I understand this is more the primitive that you would build such a thing on top of, just that the first question I always have for novel compressors is "how do they do on these example streams of data".
This is, for lack of a better term, a "metacompressor", but it will be interesting to see which of the choices end up dominating; in my past experiences with metacompression, one algorithm is usually consistently ahead.
The new OpenZL SDDL2 (Simple Data Description Language) supports several different floating-point types. It would be worthwhile to contribute some of the FC project's experience to OpenZL. Now the OpenZL supported types:
| Type | Size |Endian|
|----------------|---------|-----|
| `Int8` | 1 byte | N/A |
| `UInt8` | 1 byte | N/A |
| `Int16LE/BE` | 2 bytes | Yes |
| `UInt16LE/BE` | 2 bytes | Yes |
| `Int32LE/BE` | 4 bytes | Yes |
| `UInt32LE/BE` | 4 bytes | Yes |
| `Int64LE/BE` | 8 bytes | Yes |
| `UInt64LE/BE` | 8 bytes | Yes |
| `Float16LE/BE` | 2 bytes | Yes |
| `Float32LE/BE` | 4 bytes | Yes |
| `Float64LE/BE` | 8 bytes | Yes |
| `BFloat16LE/BE`| 2 bytes | Yes |
| `Bytes(n)` | n bytes | N/A |
Some links:- https://github.com/facebook/openzl/releases/tag/v0.2.0
- https://openzl.org/getting-started/introduction/
If you want a double in 32 bits, convert to single precision float.
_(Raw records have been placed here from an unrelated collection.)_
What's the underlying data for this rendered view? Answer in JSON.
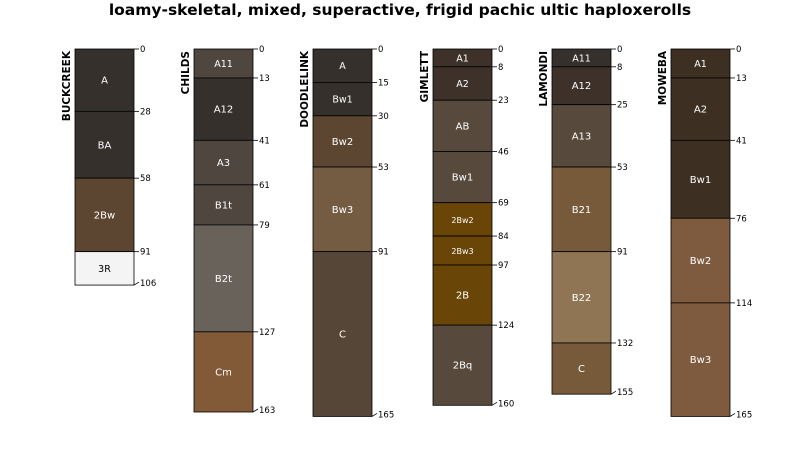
{
  "chart_data": {
    "type": "soil-profile-sketch",
    "title": "loamy-skeletal, mixed, superactive, frigid pachic ultic haploxerolls",
    "depth_unit": "cm",
    "profiles": [
      {
        "name": "BUCKCREEK",
        "horizons": [
          {
            "name": "A",
            "top": 0,
            "bottom": 28,
            "color": "#35302c"
          },
          {
            "name": "BA",
            "top": 28,
            "bottom": 58,
            "color": "#35302c"
          },
          {
            "name": "2Bw",
            "top": 58,
            "bottom": 91,
            "color": "#5c4631"
          },
          {
            "name": "3R",
            "top": 91,
            "bottom": 106,
            "color": "#f4f4f4"
          }
        ]
      },
      {
        "name": "CHILDS",
        "horizons": [
          {
            "name": "A11",
            "top": 0,
            "bottom": 13,
            "color": "#4f4640"
          },
          {
            "name": "A12",
            "top": 13,
            "bottom": 41,
            "color": "#35302c"
          },
          {
            "name": "A3",
            "top": 41,
            "bottom": 61,
            "color": "#4f4640"
          },
          {
            "name": "B1t",
            "top": 61,
            "bottom": 79,
            "color": "#4f4640"
          },
          {
            "name": "B2t",
            "top": 79,
            "bottom": 127,
            "color": "#69625a"
          },
          {
            "name": "Cm",
            "top": 127,
            "bottom": 163,
            "color": "#835a37"
          }
        ]
      },
      {
        "name": "DOODLELINK",
        "horizons": [
          {
            "name": "A",
            "top": 0,
            "bottom": 15,
            "color": "#35302c"
          },
          {
            "name": "Bw1",
            "top": 15,
            "bottom": 30,
            "color": "#35302c"
          },
          {
            "name": "Bw2",
            "top": 30,
            "bottom": 53,
            "color": "#5c4631"
          },
          {
            "name": "Bw3",
            "top": 53,
            "bottom": 91,
            "color": "#745c43"
          },
          {
            "name": "C",
            "top": 91,
            "bottom": 165,
            "color": "#564638"
          }
        ]
      },
      {
        "name": "GIMLETT",
        "horizons": [
          {
            "name": "A1",
            "top": 0,
            "bottom": 8,
            "color": "#3d3129"
          },
          {
            "name": "A2",
            "top": 8,
            "bottom": 23,
            "color": "#3d3129"
          },
          {
            "name": "AB",
            "top": 23,
            "bottom": 46,
            "color": "#574a3d"
          },
          {
            "name": "Bw1",
            "top": 46,
            "bottom": 69,
            "color": "#574a3d"
          },
          {
            "name": "2Bw2",
            "top": 69,
            "bottom": 84,
            "color": "#6a4508"
          },
          {
            "name": "2Bw3",
            "top": 84,
            "bottom": 97,
            "color": "#6a4508"
          },
          {
            "name": "2B",
            "top": 97,
            "bottom": 124,
            "color": "#6a4508"
          },
          {
            "name": "2Bq",
            "top": 124,
            "bottom": 160,
            "color": "#574a3d"
          }
        ]
      },
      {
        "name": "LAMONDI",
        "horizons": [
          {
            "name": "A11",
            "top": 0,
            "bottom": 8,
            "color": "#35302c"
          },
          {
            "name": "A12",
            "top": 8,
            "bottom": 25,
            "color": "#3d3129"
          },
          {
            "name": "A13",
            "top": 25,
            "bottom": 53,
            "color": "#574a3d"
          },
          {
            "name": "B21",
            "top": 53,
            "bottom": 91,
            "color": "#765a3a"
          },
          {
            "name": "B22",
            "top": 91,
            "bottom": 132,
            "color": "#8f7554"
          },
          {
            "name": "C",
            "top": 132,
            "bottom": 155,
            "color": "#765a3a"
          }
        ]
      },
      {
        "name": "MOWEBA",
        "horizons": [
          {
            "name": "A1",
            "top": 0,
            "bottom": 13,
            "color": "#3d3022"
          },
          {
            "name": "A2",
            "top": 13,
            "bottom": 41,
            "color": "#3d3022"
          },
          {
            "name": "Bw1",
            "top": 41,
            "bottom": 76,
            "color": "#3d3022"
          },
          {
            "name": "Bw2",
            "top": 76,
            "bottom": 114,
            "color": "#7e5a3e"
          },
          {
            "name": "Bw3",
            "top": 114,
            "bottom": 165,
            "color": "#7e5a3e"
          }
        ]
      }
    ]
  }
}
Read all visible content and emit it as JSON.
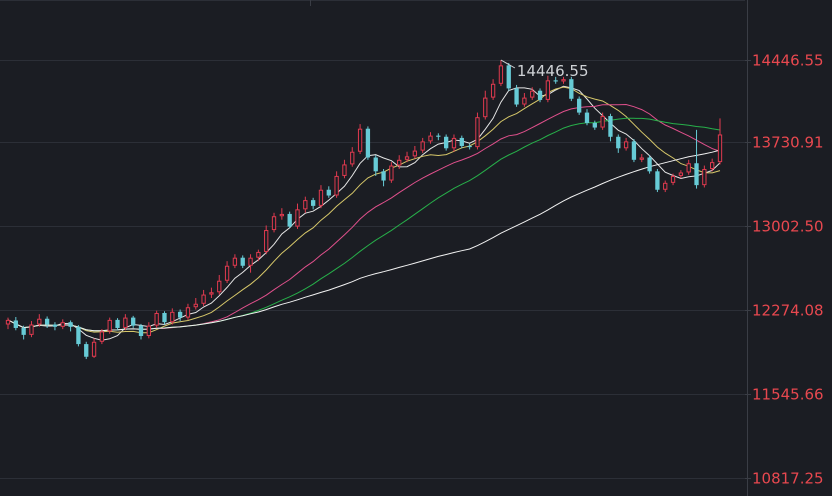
{
  "chart_data": {
    "type": "candlestick",
    "title": "",
    "xlabel": "",
    "ylabel": "",
    "ylim": [
      10817.25,
      14446.55
    ],
    "y_ticks": [
      "14446.55",
      "13730.91",
      "13002.50",
      "12274.08",
      "11545.66",
      "10817.25"
    ],
    "y_tick_values": [
      14446.55,
      13730.91,
      13002.5,
      12274.08,
      11545.66,
      10817.25
    ],
    "high_annotation": {
      "label": "14446.55",
      "value": 14446.55
    },
    "grid": true,
    "colors": {
      "background": "#1b1d23",
      "grid": "#2c2f37",
      "up": "#e03a4f",
      "down": "#67cbd6",
      "axis_text": "#e8484f",
      "annotation_text": "#cfd2d6",
      "ma_white": "#e6e6e6",
      "ma_yellow": "#d7c86a",
      "ma_magenta": "#e0508c",
      "ma_green": "#27b04a",
      "ma_gray": "#f2f2f2"
    },
    "candles": [
      [
        12150,
        12190,
        12110,
        12210
      ],
      [
        12185,
        12120,
        12100,
        12215
      ],
      [
        12120,
        12060,
        12020,
        12140
      ],
      [
        12060,
        12150,
        12040,
        12180
      ],
      [
        12150,
        12200,
        12130,
        12240
      ],
      [
        12200,
        12150,
        12120,
        12220
      ],
      [
        12150,
        12130,
        12100,
        12170
      ],
      [
        12130,
        12170,
        12110,
        12195
      ],
      [
        12170,
        12130,
        12090,
        12185
      ],
      [
        12130,
        11980,
        11960,
        12145
      ],
      [
        11980,
        11870,
        11850,
        12000
      ],
      [
        11870,
        12000,
        11860,
        12030
      ],
      [
        12000,
        12090,
        11980,
        12110
      ],
      [
        12090,
        12190,
        12070,
        12210
      ],
      [
        12190,
        12120,
        12100,
        12205
      ],
      [
        12120,
        12210,
        12100,
        12240
      ],
      [
        12210,
        12140,
        12120,
        12225
      ],
      [
        12140,
        12050,
        12020,
        12155
      ],
      [
        12050,
        12140,
        12030,
        12170
      ],
      [
        12140,
        12250,
        12120,
        12270
      ],
      [
        12250,
        12170,
        12150,
        12265
      ],
      [
        12170,
        12260,
        12150,
        12290
      ],
      [
        12260,
        12210,
        12180,
        12280
      ],
      [
        12210,
        12300,
        12190,
        12330
      ],
      [
        12300,
        12330,
        12280,
        12380
      ],
      [
        12330,
        12410,
        12310,
        12450
      ],
      [
        12410,
        12430,
        12380,
        12470
      ],
      [
        12430,
        12530,
        12410,
        12580
      ],
      [
        12530,
        12660,
        12510,
        12700
      ],
      [
        12660,
        12730,
        12640,
        12760
      ],
      [
        12730,
        12660,
        12640,
        12750
      ],
      [
        12660,
        12730,
        12600,
        12760
      ],
      [
        12730,
        12780,
        12700,
        12800
      ],
      [
        12780,
        12970,
        12760,
        13010
      ],
      [
        12970,
        13090,
        12950,
        13120
      ],
      [
        13090,
        13110,
        13060,
        13160
      ],
      [
        13110,
        13000,
        12990,
        13130
      ],
      [
        13000,
        13150,
        12980,
        13200
      ],
      [
        13150,
        13230,
        13120,
        13260
      ],
      [
        13230,
        13180,
        13150,
        13250
      ],
      [
        13180,
        13320,
        13160,
        13360
      ],
      [
        13320,
        13270,
        13250,
        13350
      ],
      [
        13270,
        13440,
        13250,
        13480
      ],
      [
        13440,
        13540,
        13420,
        13580
      ],
      [
        13540,
        13650,
        13520,
        13690
      ],
      [
        13650,
        13850,
        13630,
        13890
      ],
      [
        13850,
        13600,
        13580,
        13870
      ],
      [
        13600,
        13480,
        13440,
        13620
      ],
      [
        13480,
        13400,
        13350,
        13500
      ],
      [
        13400,
        13530,
        13380,
        13560
      ],
      [
        13530,
        13580,
        13500,
        13620
      ],
      [
        13580,
        13610,
        13560,
        13650
      ],
      [
        13610,
        13660,
        13590,
        13700
      ],
      [
        13660,
        13740,
        13640,
        13770
      ],
      [
        13740,
        13790,
        13720,
        13820
      ],
      [
        13790,
        13780,
        13750,
        13810
      ],
      [
        13780,
        13680,
        13660,
        13800
      ],
      [
        13680,
        13770,
        13650,
        13800
      ],
      [
        13770,
        13700,
        13680,
        13790
      ],
      [
        13700,
        13690,
        13670,
        13720
      ],
      [
        13690,
        13950,
        13670,
        13990
      ],
      [
        13950,
        14120,
        13930,
        14180
      ],
      [
        14120,
        14240,
        14100,
        14280
      ],
      [
        14240,
        14400,
        14220,
        14446.55
      ],
      [
        14400,
        14200,
        14180,
        14420
      ],
      [
        14200,
        14060,
        14040,
        14230
      ],
      [
        14060,
        14120,
        14040,
        14160
      ],
      [
        14120,
        14180,
        14100,
        14210
      ],
      [
        14180,
        14100,
        14080,
        14200
      ],
      [
        14100,
        14270,
        14080,
        14310
      ],
      [
        14270,
        14260,
        14240,
        14300
      ],
      [
        14260,
        14280,
        14240,
        14300
      ],
      [
        14280,
        14110,
        14090,
        14300
      ],
      [
        14110,
        13990,
        13970,
        14130
      ],
      [
        13990,
        13900,
        13880,
        14020
      ],
      [
        13900,
        13860,
        13840,
        13920
      ],
      [
        13860,
        13960,
        13840,
        13990
      ],
      [
        13960,
        13780,
        13740,
        13980
      ],
      [
        13780,
        13680,
        13640,
        13800
      ],
      [
        13680,
        13740,
        13660,
        13770
      ],
      [
        13740,
        13580,
        13560,
        13760
      ],
      [
        13580,
        13600,
        13560,
        13630
      ],
      [
        13600,
        13480,
        13460,
        13620
      ],
      [
        13480,
        13320,
        13300,
        13500
      ],
      [
        13320,
        13380,
        13300,
        13400
      ],
      [
        13380,
        13440,
        13360,
        13460
      ],
      [
        13440,
        13470,
        13420,
        13490
      ],
      [
        13470,
        13550,
        13450,
        13580
      ],
      [
        13550,
        13360,
        13330,
        13840
      ],
      [
        13360,
        13500,
        13340,
        13530
      ],
      [
        13500,
        13560,
        13480,
        13590
      ],
      [
        13560,
        13800,
        13540,
        13940
      ]
    ]
  }
}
This will beat the relative error of the code you linked to by orders of magnitude, and allow the range of float (~1e38) rather than be limited to +- 1e9.
It is not trying to replace zstd or lz4. The idea is narrower: take blocks of doubles, try a set of float-specific predictors/transforms/coders, and emit whichever representation is smallest for that block.
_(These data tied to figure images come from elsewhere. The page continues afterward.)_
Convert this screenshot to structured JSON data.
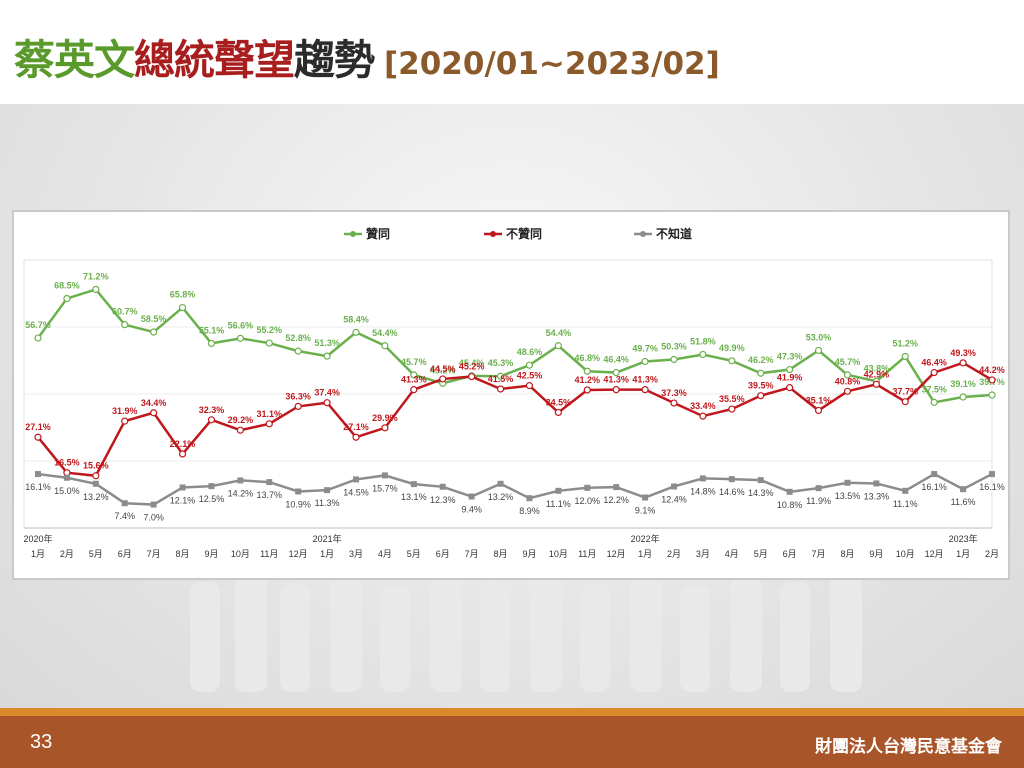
{
  "title": {
    "part1": "蔡英文",
    "part2": "總統聲望",
    "part3": "趨勢",
    "range": "[2020/01~2023/02]"
  },
  "footer": {
    "page_number": "33",
    "organization": "財團法人台灣民意基金會"
  },
  "colors": {
    "approve": "#6ab04c",
    "disapprove": "#c0171c",
    "unknown": "#8c8c8c",
    "title_green": "#5a9a2b",
    "title_red": "#a81e1e",
    "footer_bg": "#a8552a"
  },
  "chart_data": {
    "type": "line",
    "year_labels": [
      {
        "index": 0,
        "label": "2020年"
      },
      {
        "index": 10,
        "label": "2021年"
      },
      {
        "index": 21,
        "label": "2022年"
      },
      {
        "index": 32,
        "label": "2023年"
      }
    ],
    "categories": [
      "1月",
      "2月",
      "5月",
      "6月",
      "7月",
      "8月",
      "9月",
      "10月",
      "11月",
      "12月",
      "1月",
      "3月",
      "4月",
      "5月",
      "6月",
      "7月",
      "8月",
      "9月",
      "10月",
      "11月",
      "12月",
      "1月",
      "2月",
      "3月",
      "4月",
      "5月",
      "6月",
      "7月",
      "8月",
      "9月",
      "10月",
      "12月",
      "1月",
      "2月"
    ],
    "series": [
      {
        "name": "贊同",
        "color_key": "approve",
        "values": [
          56.7,
          68.5,
          71.2,
          60.7,
          58.5,
          65.8,
          55.1,
          56.6,
          55.2,
          52.8,
          51.3,
          58.4,
          54.4,
          45.7,
          43.2,
          45.4,
          45.3,
          48.6,
          54.4,
          46.8,
          46.4,
          49.7,
          50.3,
          51.8,
          49.9,
          46.2,
          47.3,
          53.0,
          45.7,
          43.8,
          51.2,
          37.5,
          39.1,
          39.7
        ],
        "labels": [
          "56.7%",
          "68.5%",
          "71.2%",
          "60.7%",
          "58.5%",
          "65.8%",
          "55.1%",
          "56.6%",
          "55.2%",
          "52.8%",
          "51.3%",
          "58.4%",
          "54.4%",
          "45.7%",
          "43.2%",
          "45.4%",
          "45.3%",
          "48.6%",
          "54.4%",
          "46.8%",
          "46.4%",
          "49.7%",
          "50.3%",
          "51.8%",
          "49.9%",
          "46.2%",
          "47.3%",
          "53.0%",
          "45.7%",
          "43.8%",
          "51.2%",
          "37.5%",
          "39.1%",
          "39.7%"
        ]
      },
      {
        "name": "不贊同",
        "color_key": "disapprove",
        "values": [
          27.1,
          16.5,
          15.6,
          31.9,
          34.4,
          22.1,
          32.3,
          29.2,
          31.1,
          36.3,
          37.4,
          27.1,
          29.9,
          41.3,
          44.5,
          45.2,
          41.5,
          42.5,
          34.5,
          41.2,
          41.3,
          41.3,
          37.3,
          33.4,
          35.5,
          39.5,
          41.9,
          35.1,
          40.8,
          42.9,
          37.7,
          46.4,
          49.3,
          44.2
        ],
        "labels": [
          "27.1%",
          "16.5%",
          "15.6%",
          "31.9%",
          "34.4%",
          "22.1%",
          "32.3%",
          "29.2%",
          "31.1%",
          "36.3%",
          "37.4%",
          "27.1%",
          "29.9%",
          "41.3%",
          "44.5%",
          "45.2%",
          "41.5%",
          "42.5%",
          "34.5%",
          "41.2%",
          "41.3%",
          "41.3%",
          "37.3%",
          "33.4%",
          "35.5%",
          "39.5%",
          "41.9%",
          "35.1%",
          "40.8%",
          "42.9%",
          "37.7%",
          "46.4%",
          "49.3%",
          "44.2%"
        ]
      },
      {
        "name": "不知道",
        "color_key": "unknown",
        "values": [
          16.1,
          15.0,
          13.2,
          7.4,
          7.0,
          12.1,
          12.5,
          14.2,
          13.7,
          10.9,
          11.3,
          14.5,
          15.7,
          13.1,
          12.3,
          9.4,
          13.2,
          8.9,
          11.1,
          12.0,
          12.2,
          9.1,
          12.4,
          14.8,
          14.6,
          14.3,
          10.8,
          11.9,
          13.5,
          13.3,
          11.1,
          16.1,
          11.6,
          16.1
        ],
        "labels": [
          "16.1%",
          "15.0%",
          "13.2%",
          "7.4%",
          "7.0%",
          "12.1%",
          "12.5%",
          "14.2%",
          "13.7%",
          "10.9%",
          "11.3%",
          "14.5%",
          "15.7%",
          "13.1%",
          "12.3%",
          "9.4%",
          "13.2%",
          "8.9%",
          "11.1%",
          "12.0%",
          "12.2%",
          "9.1%",
          "12.4%",
          "14.8%",
          "14.6%",
          "14.3%",
          "10.8%",
          "11.9%",
          "13.5%",
          "13.3%",
          "11.1%",
          "16.1%",
          "11.6%",
          "16.1%"
        ]
      }
    ],
    "ylim": [
      0,
      80
    ],
    "grid": true,
    "legend_placement": "top"
  }
}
It is aimed at time-series, scientific, simulation, and analytics data where the numbers often have structure: smooth curves, repeated values, fixed increments, periodic signals, predictable deltas, or low-entropy mantissas.
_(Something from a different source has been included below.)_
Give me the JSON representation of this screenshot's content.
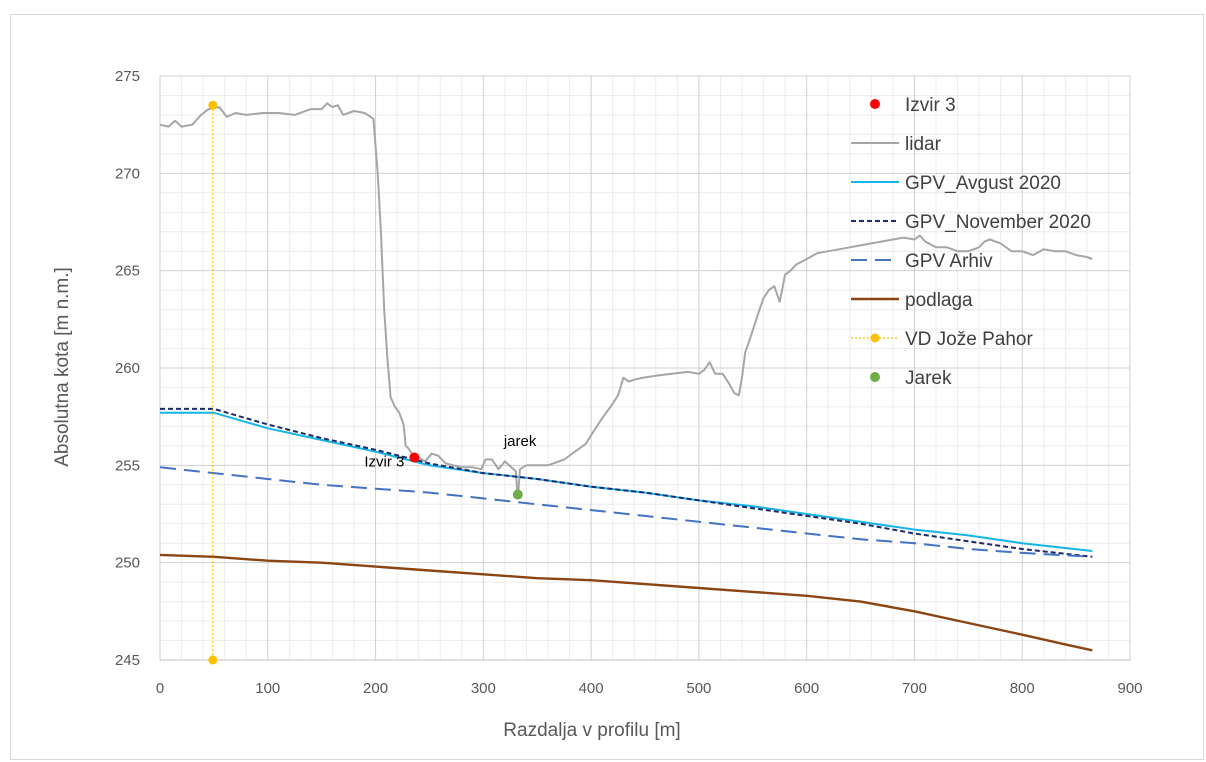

The API is intentionally small: "fc_enc", "fc_dec", a config struct, and a few counters to inspect which modes won. Decode is parallel and meant to be fast; encode spends more CPU searching for a better representation.
Current caveats: x86-64 only for now, tuned for IEEE-754 doubles, research-grade rather than production-hardened.